The `scikit-learn` package is very widely used in machine learning to fit models. In this question we will fit a very simple linear model with one predictor variable. Suppose we want to predict a patient's cholesterol based only on whether they smoke. This isn't a realistic scenario, but in this exercise we want to get comfortable fitting models using `scikit-learn` and refresh your memory on interpreting regression coefficients. In the next homework you will get practice fitting more complex models and you will see that the syntax is very similar!

**Question 17.** Use the `sklearn.linear_model` module to write a function `fit_lm` that takes in:

- `feature` (`pd.DataFrame`): a dataframe with the single variable you want to use as a predictor
- `outcome` (`np.array` or `pd.Series`): the outcome you want to predict

and returns a `sklearn.linear_model.LinearRegression` model object representing the linear model:

$$\text{outcome} = \beta_0 + \beta_1\text{feature} + \epsilon$$

*Note:* If you are used to working in R, this function would be the equivalent of `lm(outcome ~ feature)`

*Hint:* Look at the documentation for the `sklearn.linear_model.LinearRegression()` function [here](https://scikit-learn.org/stable/modules/generated/sklearn.linear_model.LinearRegression.html) to understand how to create and fit a model. We have included the relevant `import` statement below, but you'll need to know how to do this for future homeworks.

*Hint:* Remember to call the `fit(...,...)` function inside your function.

In [None]:
from sklearn.linear_model import LinearRegression

def fit_lm(feature, outcome):
    # These lines check that your inputs are of the correct type.
    # Do not remove them.
    assert type(feature) == pd.DataFrame
    assert type(outcome) in (pd.Series, np.array)
    
    # Fill in your code here
    model = ...

In [None]:
_ = ok.grade("q17")

**Question 18.** Use your `fit_lm` function to fit a model with the outcome `TOTCHOL` and a single feature `CURSMOKE`. Use the `fr_clean` dataframe. 
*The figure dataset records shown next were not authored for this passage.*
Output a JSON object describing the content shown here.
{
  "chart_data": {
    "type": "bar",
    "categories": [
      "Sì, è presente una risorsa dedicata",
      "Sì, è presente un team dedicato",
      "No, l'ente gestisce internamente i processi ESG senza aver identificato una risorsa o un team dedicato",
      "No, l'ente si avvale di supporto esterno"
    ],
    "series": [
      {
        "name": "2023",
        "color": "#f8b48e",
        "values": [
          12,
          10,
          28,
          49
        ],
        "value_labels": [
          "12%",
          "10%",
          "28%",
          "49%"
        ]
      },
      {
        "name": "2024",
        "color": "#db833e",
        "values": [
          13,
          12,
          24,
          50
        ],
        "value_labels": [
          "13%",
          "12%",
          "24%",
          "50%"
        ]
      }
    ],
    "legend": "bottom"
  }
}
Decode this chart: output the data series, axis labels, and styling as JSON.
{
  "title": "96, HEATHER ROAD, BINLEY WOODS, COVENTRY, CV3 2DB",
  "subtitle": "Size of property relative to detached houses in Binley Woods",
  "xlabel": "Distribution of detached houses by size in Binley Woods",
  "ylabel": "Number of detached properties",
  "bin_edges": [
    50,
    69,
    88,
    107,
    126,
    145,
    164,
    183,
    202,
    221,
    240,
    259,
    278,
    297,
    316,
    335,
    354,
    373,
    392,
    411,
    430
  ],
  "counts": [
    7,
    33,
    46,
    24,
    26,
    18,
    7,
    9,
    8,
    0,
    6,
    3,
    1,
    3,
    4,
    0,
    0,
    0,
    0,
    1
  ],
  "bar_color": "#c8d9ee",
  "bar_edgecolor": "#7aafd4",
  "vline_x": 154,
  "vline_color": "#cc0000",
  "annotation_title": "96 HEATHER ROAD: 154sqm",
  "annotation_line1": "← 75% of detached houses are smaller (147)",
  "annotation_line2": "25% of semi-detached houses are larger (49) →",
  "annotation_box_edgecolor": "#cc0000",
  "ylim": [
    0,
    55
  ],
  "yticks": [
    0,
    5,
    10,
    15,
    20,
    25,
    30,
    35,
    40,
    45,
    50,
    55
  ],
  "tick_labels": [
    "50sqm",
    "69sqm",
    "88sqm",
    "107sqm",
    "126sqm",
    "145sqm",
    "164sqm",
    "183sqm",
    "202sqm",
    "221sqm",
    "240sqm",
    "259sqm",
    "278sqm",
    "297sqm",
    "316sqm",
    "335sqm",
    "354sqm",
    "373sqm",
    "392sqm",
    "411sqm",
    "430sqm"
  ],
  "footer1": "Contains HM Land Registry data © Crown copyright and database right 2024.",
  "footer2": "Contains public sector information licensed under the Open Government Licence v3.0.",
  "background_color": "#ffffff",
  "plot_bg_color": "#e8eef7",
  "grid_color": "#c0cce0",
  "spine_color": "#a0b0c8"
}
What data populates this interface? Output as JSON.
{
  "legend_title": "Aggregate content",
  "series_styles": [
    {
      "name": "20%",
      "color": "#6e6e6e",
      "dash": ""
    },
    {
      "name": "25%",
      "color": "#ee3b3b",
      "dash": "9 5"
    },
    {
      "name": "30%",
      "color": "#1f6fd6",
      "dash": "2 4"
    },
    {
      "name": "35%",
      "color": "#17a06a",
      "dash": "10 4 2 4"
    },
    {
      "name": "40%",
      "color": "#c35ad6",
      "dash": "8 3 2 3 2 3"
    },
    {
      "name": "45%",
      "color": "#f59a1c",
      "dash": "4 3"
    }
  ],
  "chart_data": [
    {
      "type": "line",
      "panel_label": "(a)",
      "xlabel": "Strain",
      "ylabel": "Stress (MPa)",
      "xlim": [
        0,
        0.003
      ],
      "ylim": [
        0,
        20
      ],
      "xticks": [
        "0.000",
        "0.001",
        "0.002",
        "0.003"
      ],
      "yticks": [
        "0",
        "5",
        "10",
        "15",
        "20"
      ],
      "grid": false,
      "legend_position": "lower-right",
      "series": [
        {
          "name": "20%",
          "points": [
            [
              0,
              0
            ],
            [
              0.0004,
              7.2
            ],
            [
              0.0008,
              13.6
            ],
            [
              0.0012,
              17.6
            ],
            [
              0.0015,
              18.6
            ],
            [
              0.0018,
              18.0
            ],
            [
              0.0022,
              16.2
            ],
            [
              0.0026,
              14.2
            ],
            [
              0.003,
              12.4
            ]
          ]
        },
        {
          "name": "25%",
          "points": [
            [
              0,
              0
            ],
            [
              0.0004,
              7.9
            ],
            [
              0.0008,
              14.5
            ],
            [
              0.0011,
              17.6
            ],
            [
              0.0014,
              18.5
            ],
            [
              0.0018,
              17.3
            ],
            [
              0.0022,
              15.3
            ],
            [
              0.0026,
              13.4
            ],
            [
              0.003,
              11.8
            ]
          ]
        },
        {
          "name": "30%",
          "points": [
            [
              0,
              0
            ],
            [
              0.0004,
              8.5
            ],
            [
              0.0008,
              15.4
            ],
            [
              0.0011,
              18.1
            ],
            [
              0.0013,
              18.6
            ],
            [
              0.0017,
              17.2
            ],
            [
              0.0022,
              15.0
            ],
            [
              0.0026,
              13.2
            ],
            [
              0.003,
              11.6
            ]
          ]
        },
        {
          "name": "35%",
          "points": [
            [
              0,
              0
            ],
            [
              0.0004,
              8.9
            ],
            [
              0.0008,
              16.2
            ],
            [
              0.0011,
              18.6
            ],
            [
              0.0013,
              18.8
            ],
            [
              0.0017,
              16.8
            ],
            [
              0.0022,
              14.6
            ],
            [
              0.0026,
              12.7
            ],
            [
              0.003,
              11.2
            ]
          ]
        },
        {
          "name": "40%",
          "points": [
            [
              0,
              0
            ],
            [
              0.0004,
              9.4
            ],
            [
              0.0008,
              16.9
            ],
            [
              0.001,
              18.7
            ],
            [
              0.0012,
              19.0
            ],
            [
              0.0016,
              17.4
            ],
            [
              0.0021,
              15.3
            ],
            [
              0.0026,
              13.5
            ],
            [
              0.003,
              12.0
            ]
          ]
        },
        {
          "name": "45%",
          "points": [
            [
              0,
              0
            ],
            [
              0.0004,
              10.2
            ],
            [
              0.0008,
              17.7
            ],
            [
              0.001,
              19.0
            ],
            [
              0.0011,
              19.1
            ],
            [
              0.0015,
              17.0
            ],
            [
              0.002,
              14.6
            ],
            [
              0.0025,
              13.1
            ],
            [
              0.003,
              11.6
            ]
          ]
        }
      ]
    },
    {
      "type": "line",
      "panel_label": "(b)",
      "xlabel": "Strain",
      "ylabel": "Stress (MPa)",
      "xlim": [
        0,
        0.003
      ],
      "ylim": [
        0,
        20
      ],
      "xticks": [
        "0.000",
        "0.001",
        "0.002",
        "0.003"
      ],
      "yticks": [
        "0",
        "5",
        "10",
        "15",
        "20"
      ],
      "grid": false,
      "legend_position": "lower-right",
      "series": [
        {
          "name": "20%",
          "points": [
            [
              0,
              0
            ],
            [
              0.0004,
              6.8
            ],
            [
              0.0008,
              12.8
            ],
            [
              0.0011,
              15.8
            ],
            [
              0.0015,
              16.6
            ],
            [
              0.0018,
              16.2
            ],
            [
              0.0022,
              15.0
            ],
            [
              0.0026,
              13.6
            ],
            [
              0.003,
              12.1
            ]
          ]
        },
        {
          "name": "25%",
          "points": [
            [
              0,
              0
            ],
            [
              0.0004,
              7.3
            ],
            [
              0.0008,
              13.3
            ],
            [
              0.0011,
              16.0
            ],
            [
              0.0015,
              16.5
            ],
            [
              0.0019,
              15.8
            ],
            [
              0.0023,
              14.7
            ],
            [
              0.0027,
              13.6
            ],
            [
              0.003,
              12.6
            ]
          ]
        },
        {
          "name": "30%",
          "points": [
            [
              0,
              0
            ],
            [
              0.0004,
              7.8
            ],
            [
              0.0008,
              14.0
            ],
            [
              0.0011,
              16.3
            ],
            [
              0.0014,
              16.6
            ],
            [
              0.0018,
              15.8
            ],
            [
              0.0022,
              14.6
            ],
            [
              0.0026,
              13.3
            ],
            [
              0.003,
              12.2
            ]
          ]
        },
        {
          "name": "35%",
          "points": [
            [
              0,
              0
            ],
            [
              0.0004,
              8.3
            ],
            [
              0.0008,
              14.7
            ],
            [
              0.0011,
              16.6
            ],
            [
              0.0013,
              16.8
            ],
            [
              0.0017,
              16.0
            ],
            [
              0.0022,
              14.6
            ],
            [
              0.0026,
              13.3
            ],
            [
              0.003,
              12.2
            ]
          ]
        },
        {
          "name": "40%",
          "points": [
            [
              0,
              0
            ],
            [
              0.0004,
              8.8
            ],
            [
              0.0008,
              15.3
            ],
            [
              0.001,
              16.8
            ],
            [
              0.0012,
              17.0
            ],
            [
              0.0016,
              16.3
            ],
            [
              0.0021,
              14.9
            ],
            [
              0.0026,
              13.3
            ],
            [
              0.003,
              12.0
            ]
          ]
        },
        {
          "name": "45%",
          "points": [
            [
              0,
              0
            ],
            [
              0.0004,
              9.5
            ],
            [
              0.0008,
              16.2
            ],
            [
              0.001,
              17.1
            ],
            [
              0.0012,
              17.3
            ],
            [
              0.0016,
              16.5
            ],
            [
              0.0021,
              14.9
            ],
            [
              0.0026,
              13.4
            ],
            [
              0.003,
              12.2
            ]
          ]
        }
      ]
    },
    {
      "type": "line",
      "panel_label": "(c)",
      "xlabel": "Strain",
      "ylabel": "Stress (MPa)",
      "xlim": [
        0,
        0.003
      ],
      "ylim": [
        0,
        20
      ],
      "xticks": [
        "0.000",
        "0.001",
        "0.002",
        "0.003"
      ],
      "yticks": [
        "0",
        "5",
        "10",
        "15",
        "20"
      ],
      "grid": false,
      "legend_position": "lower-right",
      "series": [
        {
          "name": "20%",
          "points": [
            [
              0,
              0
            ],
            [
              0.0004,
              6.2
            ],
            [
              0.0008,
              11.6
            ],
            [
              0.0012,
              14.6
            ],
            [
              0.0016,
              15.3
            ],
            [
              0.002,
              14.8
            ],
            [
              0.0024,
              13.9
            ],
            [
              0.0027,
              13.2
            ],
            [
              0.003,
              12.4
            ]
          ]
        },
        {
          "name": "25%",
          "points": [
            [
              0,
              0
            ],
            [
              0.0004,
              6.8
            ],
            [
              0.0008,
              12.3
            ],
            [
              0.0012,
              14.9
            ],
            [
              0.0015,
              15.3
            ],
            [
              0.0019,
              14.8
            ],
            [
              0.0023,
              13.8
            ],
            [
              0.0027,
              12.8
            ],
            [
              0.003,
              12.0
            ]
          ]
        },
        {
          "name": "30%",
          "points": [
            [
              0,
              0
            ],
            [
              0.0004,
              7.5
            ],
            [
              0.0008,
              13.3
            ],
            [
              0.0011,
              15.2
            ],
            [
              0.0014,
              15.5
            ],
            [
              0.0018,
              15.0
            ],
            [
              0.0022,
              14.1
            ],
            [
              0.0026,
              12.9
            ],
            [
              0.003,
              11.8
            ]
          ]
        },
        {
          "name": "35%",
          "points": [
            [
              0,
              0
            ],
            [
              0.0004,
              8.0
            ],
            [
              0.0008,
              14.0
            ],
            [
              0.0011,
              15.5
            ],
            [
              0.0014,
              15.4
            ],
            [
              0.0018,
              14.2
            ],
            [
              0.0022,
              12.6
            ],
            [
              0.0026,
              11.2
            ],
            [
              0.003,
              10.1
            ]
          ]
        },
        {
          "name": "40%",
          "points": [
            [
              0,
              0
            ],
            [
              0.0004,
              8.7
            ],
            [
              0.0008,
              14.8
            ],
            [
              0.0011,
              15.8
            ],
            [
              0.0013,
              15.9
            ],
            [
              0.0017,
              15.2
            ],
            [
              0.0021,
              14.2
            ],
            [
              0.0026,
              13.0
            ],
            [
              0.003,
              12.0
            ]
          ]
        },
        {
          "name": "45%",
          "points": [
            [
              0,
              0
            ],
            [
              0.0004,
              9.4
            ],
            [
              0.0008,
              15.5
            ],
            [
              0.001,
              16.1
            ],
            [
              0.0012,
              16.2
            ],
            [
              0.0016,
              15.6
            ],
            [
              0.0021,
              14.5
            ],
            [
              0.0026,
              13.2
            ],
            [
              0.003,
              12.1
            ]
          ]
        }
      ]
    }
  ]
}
Assign the intercept of your model to a variable `intercept` and the regression coefficient on `CURSMOKE` to `coeff`.

*Hint 1:* Remember that you need `feature` to be of type `pd.DataFrame` and `outcome` should be `pd.Series` or `np.array`. What is the difference between `type(fr_clean[["CURSMOKE"]])` and `type(fr_clean["CURSMOKE"])`?

*Hint 2:* Go back to the documentation for the `LinearRegression()` function. What attributes does your model have?

In [None]:
model = ...
coeff = ...
intercept = ...
intercept, coeff

In [None]:
_ = ok.grade("q18")

**Question 19.** Explain in your own words what each of the coefficients in this model represents. 

*Hint:* What is the mean `TOTCHOL` in this dataset? What is the mean of `TOTCHOL|CURSMOKE = 1`?

*Write your solution here. You may want to add a code cell below this to find means if you are using the hint.*

## Submission
Congrats, you're done with your first homework! Once you're finished, follow these steps to save your work and submit:

* Make sure you've run all of your cells: Cell > Run all
* Save your work: File > Save and checkpoint
* Download your notebook as a PDF: File > Download as > PDF via HTML (.pdf).  
* Submit your PDF on Gradescope. Make sure to tag your submission correctly corresponding to the questions on each page. Please tag the autograder output along with your code or written response.

You may submit as many times as you want up until the deadline!